Design for degraded mode. On a ship you assume things will break and you plan how to keep operating anyway. Agent systems need the same: when a tool call fails, when a model returns garbage, when an upstream service is down, the system should fall back gracefully, retry sensibly, and never silently corrupt state. The interesting engineering lives in the failure paths, not the happy path.

Build in redundancy and checks. Critical functions need backups and independent verification. I don’t trust a single agent’s output any more than I’d trust a single gauge on a critical system — I cross-check it. Some of the most important work I do is adversarial: a second agent whose entire job is to try to break the first one’s output before it reaches anything that matters.

Make protocols, not heroics. The most durable thing I ever built in uniform wasn’t a repair — it was a qualification-tracking system that lifted readiness across a command and then got adopted by a larger one, because it kept working whether I was in the room or not. Agent systems are the same. A clever one-off prompt is a hero with a wrench. A well-specified harness — explicit contracts, structured context, guardrails, evals — is a protocol that holds up across thousands of runs and people who aren’t me.

If it isn’t observed, it didn’t happen. You cannot operate what you cannot see. I learned that staring at gauges, and relearned it building dashboards over messy enterprise data where the entire problem was opacity at scale — issues stayed hidden until they were crises. Every serious agent system I build is instrumented so I know what it did, why, and whether it’s drifting. Observability isn’t a nice-to-have bolted on later; it’s load-bearing.

Specialists, coordinated — not one model doing everything

There’s a reason damage control doesn’t put one sailor on every casualty. You have teams with defined responsibilities, coordinated through a command structure, working in parallel toward one objective. Trying to make a single agent assess security while checking performance while maintaining architecture while updating docs is the software equivalent of running a whole engineering plant off one overwhelmed watchstander. It doesn’t scale, and it fails in ways you can’t diagnose.

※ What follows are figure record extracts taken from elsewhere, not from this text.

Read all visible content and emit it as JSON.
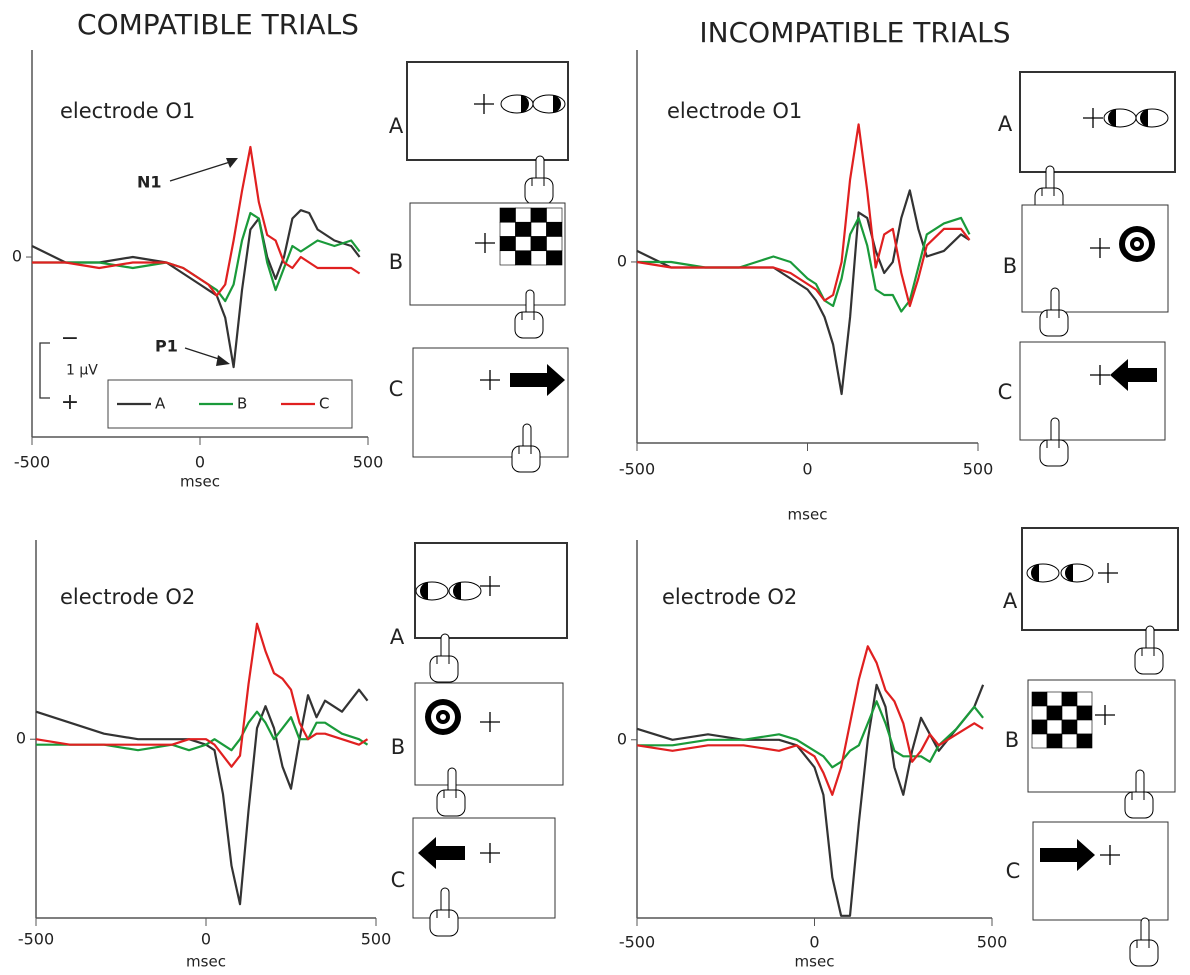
{
  "columns": [
    "COMPATIBLE TRIALS",
    "INCOMPATIBLE TRIALS"
  ],
  "stimuli": [
    [
      "A",
      "B",
      "C"
    ],
    [
      "A",
      "B",
      "C"
    ],
    [
      "A",
      "B",
      "C"
    ],
    [
      "A",
      "B",
      "C"
    ]
  ],
  "chart_data": [
    {
      "type": "line",
      "title": "electrode O1",
      "x_label": "msec",
      "xlim": [
        -500,
        500
      ],
      "xticks": [
        -500,
        0,
        500
      ],
      "ylim": [
        3.27,
        -3.58
      ],
      "yticks": [
        0
      ],
      "x": [
        -500,
        -400,
        -300,
        -200,
        -100,
        -50,
        0,
        25,
        50,
        75,
        100,
        125,
        150,
        175,
        200,
        225,
        250,
        275,
        300,
        325,
        350,
        400,
        450,
        475
      ],
      "series": [
        {
          "name": "A",
          "color": "#333333",
          "values": [
            -0.2,
            0.1,
            0.1,
            0,
            0.1,
            0.3,
            0.5,
            0.6,
            0.7,
            1.1,
            2.0,
            0.6,
            -0.5,
            -0.7,
            0,
            0.4,
            0,
            -0.7,
            -0.85,
            -0.8,
            -0.5,
            -0.3,
            -0.2,
            0
          ]
        },
        {
          "name": "B",
          "color": "#1a9a3a",
          "values": [
            0.1,
            0.1,
            0.1,
            0.2,
            0.1,
            0.2,
            0.4,
            0.5,
            0.6,
            0.8,
            0.5,
            -0.3,
            -0.8,
            -0.7,
            0.1,
            0.6,
            0.2,
            -0.2,
            -0.1,
            -0.2,
            -0.3,
            -0.2,
            -0.3,
            -0.1
          ]
        },
        {
          "name": "C",
          "color": "#e02020",
          "values": [
            0.1,
            0.1,
            0.2,
            0.1,
            0.1,
            0.2,
            0.4,
            0.5,
            0.7,
            0.5,
            -0.3,
            -1.2,
            -2.0,
            -1.0,
            -0.4,
            -0.3,
            0.1,
            0.2,
            0,
            0.1,
            0.2,
            0.2,
            0.2,
            0.3
          ]
        }
      ],
      "legend": "lower right",
      "annotations": [
        "N1",
        "P1"
      ],
      "scale_bar": {
        "value": 1,
        "label": "1 µV",
        "top_label": "−",
        "bottom_label": "+"
      }
    },
    {
      "type": "line",
      "title": "electrode O1",
      "x_label": "msec",
      "xlim": [
        -500,
        500
      ],
      "xticks": [
        -500,
        0,
        500
      ],
      "ylim": [
        3.29,
        -3.67
      ],
      "yticks": [
        0
      ],
      "x": [
        -500,
        -400,
        -300,
        -200,
        -100,
        -50,
        0,
        25,
        50,
        75,
        100,
        125,
        150,
        175,
        200,
        225,
        250,
        275,
        300,
        325,
        350,
        400,
        450,
        475
      ],
      "series": [
        {
          "color": "#333333",
          "values": [
            -0.2,
            0.1,
            0.1,
            0.1,
            0.1,
            0.3,
            0.5,
            0.7,
            1.0,
            1.5,
            2.4,
            1.0,
            -0.9,
            -0.8,
            -0.2,
            0.2,
            0,
            -0.8,
            -1.3,
            -0.6,
            -0.1,
            -0.2,
            -0.5,
            -0.4
          ]
        },
        {
          "color": "#1a9a3a",
          "values": [
            0,
            0,
            0.1,
            0.1,
            -0.1,
            0,
            0.3,
            0.4,
            0.7,
            0.8,
            0.3,
            -0.5,
            -0.8,
            -0.3,
            0.5,
            0.6,
            0.6,
            0.9,
            0.7,
            0.1,
            -0.5,
            -0.7,
            -0.8,
            -0.5
          ]
        },
        {
          "color": "#e02020",
          "values": [
            0,
            0.1,
            0.1,
            0.1,
            0.1,
            0.2,
            0.4,
            0.5,
            0.7,
            0.6,
            0,
            -1.5,
            -2.5,
            -1.3,
            0.1,
            -0.5,
            -0.6,
            0.2,
            0.8,
            0.3,
            -0.3,
            -0.6,
            -0.6,
            -0.4
          ]
        }
      ]
    },
    {
      "type": "line",
      "title": "electrode O2",
      "x_label": "msec",
      "xlim": [
        -500,
        500
      ],
      "xticks": [
        -500,
        0,
        500
      ],
      "ylim": [
        3.25,
        -3.44
      ],
      "yticks": [
        0
      ],
      "x": [
        -500,
        -400,
        -300,
        -200,
        -100,
        -50,
        0,
        25,
        50,
        75,
        100,
        125,
        150,
        175,
        200,
        225,
        250,
        275,
        300,
        325,
        350,
        400,
        450,
        475
      ],
      "series": [
        {
          "color": "#333333",
          "values": [
            -0.5,
            -0.3,
            -0.1,
            0,
            0,
            0,
            0.1,
            0.2,
            1.0,
            2.3,
            3.0,
            1.3,
            -0.2,
            -0.6,
            -0.2,
            0.5,
            0.9,
            0,
            -0.8,
            -0.4,
            -0.7,
            -0.5,
            -0.9,
            -0.7
          ]
        },
        {
          "color": "#1a9a3a",
          "values": [
            0.1,
            0.1,
            0.1,
            0.2,
            0.1,
            0.2,
            0.1,
            0,
            0.1,
            0.2,
            0,
            -0.3,
            -0.5,
            -0.3,
            0,
            -0.2,
            -0.4,
            0,
            0,
            -0.3,
            -0.3,
            -0.1,
            0,
            0.1
          ]
        },
        {
          "color": "#e02020",
          "values": [
            0,
            0.1,
            0.1,
            0.1,
            0.1,
            0,
            0,
            0.1,
            0.3,
            0.5,
            0.3,
            -1.0,
            -2.1,
            -1.6,
            -1.2,
            -1.1,
            -0.9,
            -0.3,
            0,
            -0.1,
            -0.1,
            0,
            0.1,
            0
          ]
        }
      ]
    },
    {
      "type": "line",
      "title": "electrode O2",
      "x_label": "msec",
      "xlim": [
        -500,
        500
      ],
      "xticks": [
        -500,
        0,
        500
      ],
      "ylim": [
        3.24,
        -3.45
      ],
      "yticks": [
        0
      ],
      "x": [
        -500,
        -400,
        -300,
        -200,
        -100,
        -50,
        0,
        25,
        50,
        75,
        100,
        125,
        150,
        175,
        200,
        225,
        250,
        275,
        300,
        325,
        350,
        400,
        450,
        475
      ],
      "series": [
        {
          "color": "#333333",
          "values": [
            -0.2,
            0,
            -0.1,
            0,
            0,
            0.1,
            0.5,
            1.0,
            2.5,
            3.2,
            3.2,
            1.5,
            0,
            -1.0,
            -0.6,
            0.5,
            1.0,
            0.2,
            -0.4,
            -0.1,
            0.2,
            -0.2,
            -0.6,
            -1.0
          ]
        },
        {
          "color": "#1a9a3a",
          "values": [
            0.1,
            0.1,
            0,
            0,
            -0.1,
            0,
            0.2,
            0.3,
            0.5,
            0.4,
            0.2,
            0.1,
            -0.3,
            -0.7,
            -0.3,
            0.2,
            0.3,
            0.3,
            0.3,
            0.4,
            0.1,
            -0.2,
            -0.6,
            -0.4
          ]
        },
        {
          "color": "#e02020",
          "values": [
            0.1,
            0.2,
            0.1,
            0.1,
            0.2,
            0.1,
            0.3,
            0.6,
            1.0,
            0.5,
            -0.3,
            -1.1,
            -1.7,
            -1.4,
            -0.9,
            -0.7,
            -0.3,
            0.4,
            0.2,
            -0.1,
            0.1,
            -0.1,
            -0.3,
            -0.2
          ]
        }
      ]
    }
  ]
}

So I build with specialization and coordination: focused agents with narrow, well-defined jobs and the minimum context and tools they need, orchestrated toward the goal. Coordinated parallelism, not chaos. The hard part is rarely any individual agent — it’s the orchestration layer and the seams between them, exactly like the hard part of running a plant was never one machine but the interfaces where systems hand off to each other.

Why this matters more, not less, with faith-centered software

At Genesis Labs the stakes make all of this concrete. We’re building tools families actually rely on, in a domain where trust isn’t a growth metric — it’s the entire product. A novelty AI toy can be flaky and charming. Software a household leans on cannot. That raises my reliability bar to roughly where it sat when failure meant a ship dead in the water, and it’s why I’m uninterested in impressive demos and deeply interested in systems that behave correctly on the worst day, not the best one.

Twenty-one years ago I wasn’t planning to build AI agents. But the through-line is obvious in hindsight: see the whole system, coordinate specialists, design for failure, lead the people and processes around the technology, and build for reliability under pressure. The domain changed. The craft didn’t. If you come from a world where things break and people get hurt when systems aren’t engineered honestly, you already know more about building good AI than most of the discourse will tell you. Don’t underestimate what that’s worth.